WASHINGTON — The four-star general in charge of Air Force Space Command based in Colorado Springs, Colorado, has made more than 30 trips to Washington so far this year.
Starting next month, things will change. Gen. John ‘Jay’ Raymond will spend less time traveling back and forth to D.C. and more time running Space Command. He will have a three-star deputy in the Pentagon doing the “lifting” for him, Gen. David Goldfein, Air Force chief of staff, told reporters at a breakfast meeting on Thursday.
Maj. Gen. David Thompson, formerly deputy commander of Space Command and most recently Raymond’s special assistant, next week will receive his third star and be sworn into the new position of vice commander of Air Force Space Command to be based in the Pentagon. The Senate confirmed his appointment last week.
“We’re pretty excited” to have Thompson as a “forward based” officer representing Space Command, said Goldfein. “I really need General Raymond focused on running his command.”
Having a three-star Space Command official at the Pentagon was not the Air Force’s original plan, however. A year ago the service announced it would name a three-star deputy chief of staff for space operations, the A11 on the air staff. Service leaders argued the A11 would make sure space received proper attention and resources. Thompson at the time was identified as the likely A11.
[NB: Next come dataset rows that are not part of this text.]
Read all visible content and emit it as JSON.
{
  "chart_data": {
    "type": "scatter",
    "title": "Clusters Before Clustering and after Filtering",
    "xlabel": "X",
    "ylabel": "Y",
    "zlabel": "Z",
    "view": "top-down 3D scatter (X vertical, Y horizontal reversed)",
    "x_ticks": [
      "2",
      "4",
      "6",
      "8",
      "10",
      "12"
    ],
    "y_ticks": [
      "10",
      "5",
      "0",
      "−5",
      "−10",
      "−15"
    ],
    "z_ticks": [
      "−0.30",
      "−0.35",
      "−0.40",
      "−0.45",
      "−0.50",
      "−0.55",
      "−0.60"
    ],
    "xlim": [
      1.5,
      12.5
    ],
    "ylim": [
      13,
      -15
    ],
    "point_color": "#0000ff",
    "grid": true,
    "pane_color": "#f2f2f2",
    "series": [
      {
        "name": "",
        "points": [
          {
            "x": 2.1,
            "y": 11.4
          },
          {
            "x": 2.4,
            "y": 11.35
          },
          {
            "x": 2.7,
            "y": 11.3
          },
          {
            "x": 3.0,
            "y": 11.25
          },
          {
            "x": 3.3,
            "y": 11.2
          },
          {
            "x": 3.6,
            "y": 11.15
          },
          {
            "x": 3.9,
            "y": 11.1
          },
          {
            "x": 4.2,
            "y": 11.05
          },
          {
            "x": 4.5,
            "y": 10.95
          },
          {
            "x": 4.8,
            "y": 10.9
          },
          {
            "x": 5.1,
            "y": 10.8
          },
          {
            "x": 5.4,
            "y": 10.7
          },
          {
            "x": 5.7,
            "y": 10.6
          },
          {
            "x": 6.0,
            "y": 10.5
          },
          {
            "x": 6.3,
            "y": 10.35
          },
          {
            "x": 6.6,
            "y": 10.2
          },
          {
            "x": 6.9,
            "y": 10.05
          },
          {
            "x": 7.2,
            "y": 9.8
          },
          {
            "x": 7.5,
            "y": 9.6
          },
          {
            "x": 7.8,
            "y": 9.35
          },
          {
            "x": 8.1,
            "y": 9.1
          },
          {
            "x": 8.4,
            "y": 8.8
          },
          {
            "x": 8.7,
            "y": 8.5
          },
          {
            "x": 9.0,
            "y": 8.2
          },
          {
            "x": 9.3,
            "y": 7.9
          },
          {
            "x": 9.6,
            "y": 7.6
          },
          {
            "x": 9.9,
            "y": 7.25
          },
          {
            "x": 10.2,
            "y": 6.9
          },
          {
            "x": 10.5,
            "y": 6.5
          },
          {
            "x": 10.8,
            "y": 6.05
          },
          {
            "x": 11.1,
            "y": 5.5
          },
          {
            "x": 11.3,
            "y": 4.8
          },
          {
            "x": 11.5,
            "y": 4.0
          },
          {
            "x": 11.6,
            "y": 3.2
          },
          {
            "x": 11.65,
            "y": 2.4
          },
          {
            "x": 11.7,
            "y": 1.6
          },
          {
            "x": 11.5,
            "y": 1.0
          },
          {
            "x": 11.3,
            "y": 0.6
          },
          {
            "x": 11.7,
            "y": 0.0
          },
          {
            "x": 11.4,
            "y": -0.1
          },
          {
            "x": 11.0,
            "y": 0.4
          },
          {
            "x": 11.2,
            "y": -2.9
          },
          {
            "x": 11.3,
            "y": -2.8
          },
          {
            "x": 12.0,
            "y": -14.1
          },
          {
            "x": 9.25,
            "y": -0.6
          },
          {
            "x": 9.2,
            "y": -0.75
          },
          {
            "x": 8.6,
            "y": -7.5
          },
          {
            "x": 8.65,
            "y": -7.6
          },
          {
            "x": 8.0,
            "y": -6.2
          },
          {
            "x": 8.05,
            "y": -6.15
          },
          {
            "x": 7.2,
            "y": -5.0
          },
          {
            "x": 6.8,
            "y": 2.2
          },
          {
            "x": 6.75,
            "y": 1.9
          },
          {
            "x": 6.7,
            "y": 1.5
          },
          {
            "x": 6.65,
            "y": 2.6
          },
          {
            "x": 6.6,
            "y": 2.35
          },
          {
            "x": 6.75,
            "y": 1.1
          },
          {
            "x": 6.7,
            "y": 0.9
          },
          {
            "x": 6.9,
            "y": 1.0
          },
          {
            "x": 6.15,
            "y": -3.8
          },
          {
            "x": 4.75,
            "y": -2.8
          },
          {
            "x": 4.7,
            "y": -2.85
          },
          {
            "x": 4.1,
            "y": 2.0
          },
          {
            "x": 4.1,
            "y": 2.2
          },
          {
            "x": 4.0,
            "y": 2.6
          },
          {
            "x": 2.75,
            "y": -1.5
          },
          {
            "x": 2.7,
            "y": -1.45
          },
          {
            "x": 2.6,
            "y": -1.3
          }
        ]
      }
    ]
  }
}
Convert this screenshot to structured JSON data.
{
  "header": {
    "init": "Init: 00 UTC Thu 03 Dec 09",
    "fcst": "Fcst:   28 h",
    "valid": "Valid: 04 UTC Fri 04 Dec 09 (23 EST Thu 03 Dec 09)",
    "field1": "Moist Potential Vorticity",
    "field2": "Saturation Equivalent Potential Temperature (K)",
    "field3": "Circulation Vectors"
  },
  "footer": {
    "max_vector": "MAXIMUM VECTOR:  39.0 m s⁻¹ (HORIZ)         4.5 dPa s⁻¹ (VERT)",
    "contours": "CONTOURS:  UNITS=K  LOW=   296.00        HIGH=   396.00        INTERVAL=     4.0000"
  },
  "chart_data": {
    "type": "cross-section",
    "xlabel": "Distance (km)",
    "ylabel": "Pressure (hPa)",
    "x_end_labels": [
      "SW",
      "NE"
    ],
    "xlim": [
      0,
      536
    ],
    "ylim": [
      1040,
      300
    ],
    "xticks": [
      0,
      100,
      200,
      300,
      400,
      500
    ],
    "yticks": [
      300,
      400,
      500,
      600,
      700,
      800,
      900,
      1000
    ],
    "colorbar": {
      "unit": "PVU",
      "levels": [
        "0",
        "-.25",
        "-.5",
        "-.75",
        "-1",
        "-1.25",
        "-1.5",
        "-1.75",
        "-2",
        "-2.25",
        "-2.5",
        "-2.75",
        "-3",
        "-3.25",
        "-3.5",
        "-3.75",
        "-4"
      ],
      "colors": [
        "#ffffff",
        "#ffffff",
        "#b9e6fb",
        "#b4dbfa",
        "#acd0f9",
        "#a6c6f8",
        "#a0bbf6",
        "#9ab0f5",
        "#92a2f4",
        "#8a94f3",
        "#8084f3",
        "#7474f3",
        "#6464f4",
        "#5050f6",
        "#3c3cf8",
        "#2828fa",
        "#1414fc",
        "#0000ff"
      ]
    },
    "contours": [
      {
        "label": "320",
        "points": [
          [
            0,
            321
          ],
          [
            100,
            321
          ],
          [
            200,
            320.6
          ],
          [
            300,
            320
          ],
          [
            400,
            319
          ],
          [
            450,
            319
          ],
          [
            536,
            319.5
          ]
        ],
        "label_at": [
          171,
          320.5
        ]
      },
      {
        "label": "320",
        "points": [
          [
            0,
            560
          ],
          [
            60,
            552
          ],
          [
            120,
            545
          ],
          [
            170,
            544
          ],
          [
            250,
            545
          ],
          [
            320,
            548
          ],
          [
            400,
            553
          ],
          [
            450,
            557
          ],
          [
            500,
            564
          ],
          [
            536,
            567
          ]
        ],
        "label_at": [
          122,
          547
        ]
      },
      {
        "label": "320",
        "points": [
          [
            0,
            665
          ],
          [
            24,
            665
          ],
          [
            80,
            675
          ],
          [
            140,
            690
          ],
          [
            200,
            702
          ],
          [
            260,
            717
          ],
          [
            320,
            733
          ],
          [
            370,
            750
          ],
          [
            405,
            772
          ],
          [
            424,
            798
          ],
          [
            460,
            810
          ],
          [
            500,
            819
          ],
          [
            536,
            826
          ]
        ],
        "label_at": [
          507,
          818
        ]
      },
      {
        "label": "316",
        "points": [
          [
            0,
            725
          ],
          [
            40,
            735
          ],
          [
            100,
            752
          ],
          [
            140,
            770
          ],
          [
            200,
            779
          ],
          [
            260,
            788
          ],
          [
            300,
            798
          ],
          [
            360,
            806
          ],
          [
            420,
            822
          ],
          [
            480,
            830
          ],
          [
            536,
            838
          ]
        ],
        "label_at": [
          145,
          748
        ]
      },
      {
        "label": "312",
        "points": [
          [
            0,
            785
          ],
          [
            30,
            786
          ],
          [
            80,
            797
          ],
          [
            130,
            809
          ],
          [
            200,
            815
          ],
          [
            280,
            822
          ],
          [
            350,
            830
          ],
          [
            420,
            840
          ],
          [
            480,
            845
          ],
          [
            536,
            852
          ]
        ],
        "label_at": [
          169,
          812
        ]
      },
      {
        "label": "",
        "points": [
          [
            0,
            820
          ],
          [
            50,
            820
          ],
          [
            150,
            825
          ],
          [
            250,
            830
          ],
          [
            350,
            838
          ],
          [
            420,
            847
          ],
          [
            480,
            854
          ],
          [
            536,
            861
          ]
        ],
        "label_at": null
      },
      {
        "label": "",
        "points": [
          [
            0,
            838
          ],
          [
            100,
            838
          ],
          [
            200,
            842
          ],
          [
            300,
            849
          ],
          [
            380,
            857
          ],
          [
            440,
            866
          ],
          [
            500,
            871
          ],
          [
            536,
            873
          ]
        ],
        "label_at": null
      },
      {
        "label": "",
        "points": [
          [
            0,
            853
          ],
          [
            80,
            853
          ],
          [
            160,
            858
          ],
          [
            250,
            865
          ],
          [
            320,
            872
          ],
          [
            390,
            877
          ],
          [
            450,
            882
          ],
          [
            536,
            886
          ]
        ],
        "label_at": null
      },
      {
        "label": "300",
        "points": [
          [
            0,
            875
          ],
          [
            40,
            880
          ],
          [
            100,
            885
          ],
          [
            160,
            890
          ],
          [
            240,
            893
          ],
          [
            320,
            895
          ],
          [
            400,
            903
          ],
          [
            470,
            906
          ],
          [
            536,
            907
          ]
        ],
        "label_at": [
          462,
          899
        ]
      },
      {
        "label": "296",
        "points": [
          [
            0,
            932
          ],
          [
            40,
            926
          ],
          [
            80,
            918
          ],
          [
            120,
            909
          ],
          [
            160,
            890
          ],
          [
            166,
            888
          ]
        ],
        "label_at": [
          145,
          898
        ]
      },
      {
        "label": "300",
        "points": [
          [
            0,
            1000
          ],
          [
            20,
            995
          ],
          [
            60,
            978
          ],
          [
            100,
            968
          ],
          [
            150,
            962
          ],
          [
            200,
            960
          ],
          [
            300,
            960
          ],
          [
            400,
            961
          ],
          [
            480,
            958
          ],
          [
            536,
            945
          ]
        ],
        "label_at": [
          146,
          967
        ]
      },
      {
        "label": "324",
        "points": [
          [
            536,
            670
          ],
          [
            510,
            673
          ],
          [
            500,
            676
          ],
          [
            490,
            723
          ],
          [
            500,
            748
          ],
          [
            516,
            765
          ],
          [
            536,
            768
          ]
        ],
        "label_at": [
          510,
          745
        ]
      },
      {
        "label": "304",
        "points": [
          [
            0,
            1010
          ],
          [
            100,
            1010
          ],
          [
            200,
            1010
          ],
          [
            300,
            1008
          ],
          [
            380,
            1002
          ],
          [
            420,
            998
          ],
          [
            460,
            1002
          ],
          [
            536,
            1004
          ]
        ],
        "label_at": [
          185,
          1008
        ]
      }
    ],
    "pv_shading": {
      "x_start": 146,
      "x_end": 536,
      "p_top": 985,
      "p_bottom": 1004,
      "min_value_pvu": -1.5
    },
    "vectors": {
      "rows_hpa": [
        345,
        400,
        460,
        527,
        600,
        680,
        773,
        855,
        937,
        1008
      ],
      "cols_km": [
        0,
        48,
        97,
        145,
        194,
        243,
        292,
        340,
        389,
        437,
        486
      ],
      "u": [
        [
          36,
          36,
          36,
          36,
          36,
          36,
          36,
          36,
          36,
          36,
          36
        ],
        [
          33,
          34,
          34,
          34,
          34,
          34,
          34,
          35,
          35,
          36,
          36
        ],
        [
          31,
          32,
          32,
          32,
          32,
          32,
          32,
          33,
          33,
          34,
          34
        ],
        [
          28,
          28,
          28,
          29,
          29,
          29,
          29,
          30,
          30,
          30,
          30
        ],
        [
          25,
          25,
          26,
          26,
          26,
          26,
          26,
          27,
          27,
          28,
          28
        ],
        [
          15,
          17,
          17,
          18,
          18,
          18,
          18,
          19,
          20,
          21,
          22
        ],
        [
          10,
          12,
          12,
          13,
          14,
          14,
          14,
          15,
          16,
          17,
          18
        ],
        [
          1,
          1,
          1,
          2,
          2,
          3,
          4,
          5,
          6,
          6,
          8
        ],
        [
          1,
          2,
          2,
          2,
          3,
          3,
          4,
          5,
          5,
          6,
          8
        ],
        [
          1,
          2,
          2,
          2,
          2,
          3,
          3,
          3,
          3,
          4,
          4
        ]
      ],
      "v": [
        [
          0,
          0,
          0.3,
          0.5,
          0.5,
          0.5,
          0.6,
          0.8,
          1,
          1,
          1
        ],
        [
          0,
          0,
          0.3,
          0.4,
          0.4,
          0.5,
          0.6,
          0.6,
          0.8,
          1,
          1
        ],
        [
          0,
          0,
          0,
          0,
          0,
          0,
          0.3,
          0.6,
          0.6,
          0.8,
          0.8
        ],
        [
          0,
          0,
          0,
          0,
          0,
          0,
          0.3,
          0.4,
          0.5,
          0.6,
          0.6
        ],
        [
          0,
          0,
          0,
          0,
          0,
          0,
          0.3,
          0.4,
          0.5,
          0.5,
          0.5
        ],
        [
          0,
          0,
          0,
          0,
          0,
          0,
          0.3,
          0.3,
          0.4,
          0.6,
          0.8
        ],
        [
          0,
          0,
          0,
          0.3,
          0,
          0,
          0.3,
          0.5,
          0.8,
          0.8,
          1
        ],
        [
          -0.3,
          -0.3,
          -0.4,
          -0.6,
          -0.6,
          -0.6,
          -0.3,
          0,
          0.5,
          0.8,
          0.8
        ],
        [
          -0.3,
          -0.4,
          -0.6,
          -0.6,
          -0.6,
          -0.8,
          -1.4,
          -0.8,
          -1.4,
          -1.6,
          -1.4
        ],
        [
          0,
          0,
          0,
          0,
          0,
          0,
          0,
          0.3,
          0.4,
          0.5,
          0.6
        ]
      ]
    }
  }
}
The idea did not go over well with congressional critics who saw the A11 as a weak attempt to demonstrate the service cared about space as much as it cared about its air mission. The House Armed Services strategic forces subcommittee was pushing to spin off space into a separate branch of the service, and members were put off by the idea that a deputy chief of staff was the Air Force’s answer to their concerns.
The National Defense Authorization Act for Fiscal Year 2018 eliminated the A11 position and directed the Pentagon to propose a different reorganization.
“We originally thought of the A11 as a model to follow as we had done with the A10 for the nuclear enterprise,” Goldfein said. “But Congress told us not to do that.”
Air Force Secretary Heather Wilson in January proposed the idea of a vice commander of Space Command based in D.C. This time Congress seemed more receptive.
Goldfein said Thompson is highly qualified, with a “deep background” in military space. “His responsibility will be to represent General Raymond” in all matters related to space programs, workforce and policies. “Having a vice commander forward to take on that responsibility will be really helpful,” said Goldfein. “We are going to make sure he’s fully integrated in all functions and activities.”
Each air staff function — personnel, operations, planning, programming and others — will have “embedded space professionals, making sure we have the funding placed toward space procurements, space modernization,” Goldfein said. A panel under the A8 deputy chief of staff for programs and resources will be assigned the space portfolio.
“Thompson will help Raymond advance Air Force Space Command issues in D.C.,” Goldfein said. The Air Force is now “focused heavily on transitioning to space as a warfighting domain.”
In the 2019 budget request, “we are making some pretty bold moves in space,” he said. “It’s the largest increase in the space budget since 2003.”